Kantor Karugbo terlibat dalam upaya penanaman pohon, sebuah upaya yang sulit dilakukan di kota yang lahannya sering digunakan untuk perumahan. Bekerja sama dengan Ketahanan Iklim untuk Semua, tirai polikarbonat dipasang di beberapa pasar untuk melindungi perempuan yang berjualan di 42 pasar di kota tersebut, yang sebagian besar merupakan kios di luar ruangan, dari panas terik.

Setelah badai merusak material tersebut, pejabat kota kini mencari material alternatif yang dapat menahan berbagai risiko iklim.

Namun upaya pendinginan lainnya lebih berhasil. Lusinan rumah di Clew Bay saat ini menggunakan lembaran atap reflektif panas yang terbuat dari plastik daur ulang dalam program percontohan. Program ini akan diperluas untuk mencakup 35% penduduk di seluruh permukiman informal di Freetown. Lembaran ini diaplikasikan pada lembaran atap eksisting dan bangunan baru.
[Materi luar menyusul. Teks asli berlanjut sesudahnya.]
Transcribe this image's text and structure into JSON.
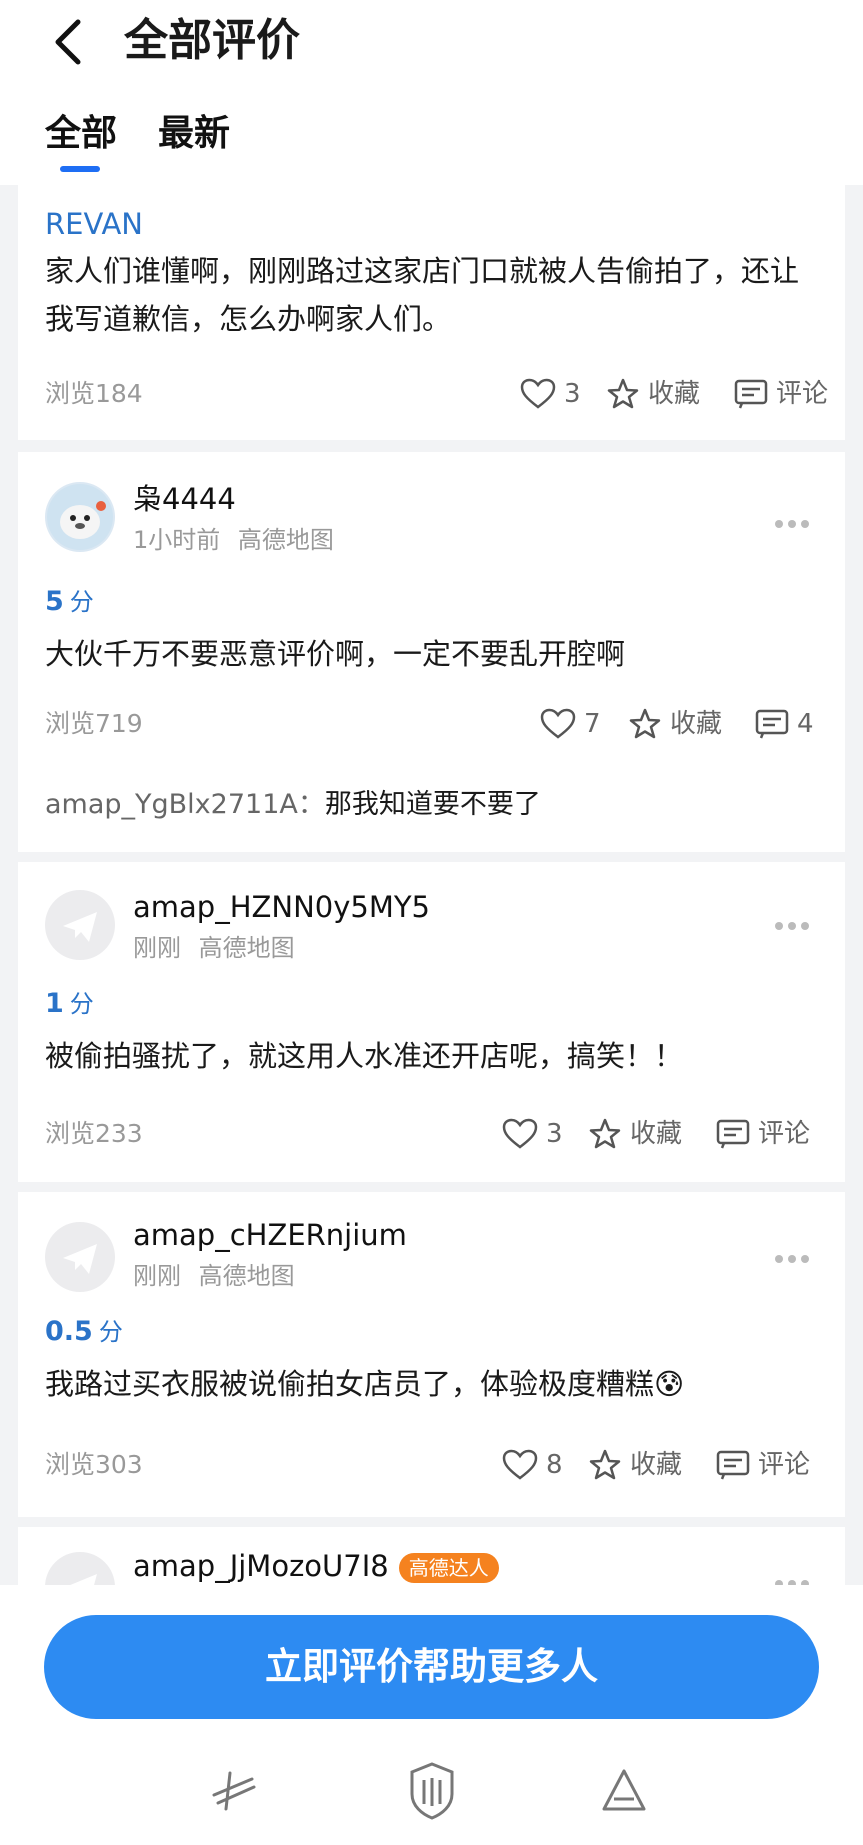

Sensor suhu digunakan untuk memperoleh data dari rumah tempat dipasangnya lembaran cermin. Dan terdapat penelitian yang sedang menguji berbagai teknik dan teknik untuk meningkatkan dan meningkatkan pendinginan di permukiman informal.

Evaluasi menyeluruh diperkirakan akan dilakukan pada akhir tahun ini, namun para pejabat mengatakan hasil awal menunjukkan bahwa suhu di rumah-rumah telah menurun hingga 6 derajat Celcius.

Warga setuju. “Sebenarnya sudah hampir setahun sejak mereka (dewan) dibentuk untuk saya dan beberapa tetangga saya,” kata Koroma, yang juga wakil ketua komunitas Clew Bay. “Memang sudah membuat iri karena sebagian tetangga kita tidak punya, tapi bagi mereka yang berkemampuan memilikinya, ada rasa aman tertentu. (Sekarang) Bisa istirahat di rumah.

“Sebenarnya saya ingin mengadvokasi masyarakat lain yang tidak punya (atap cermin) karena selama ada dukungan organisasi untuk melaksanakan percontohan ini, maka itu baik untuk masyarakat.”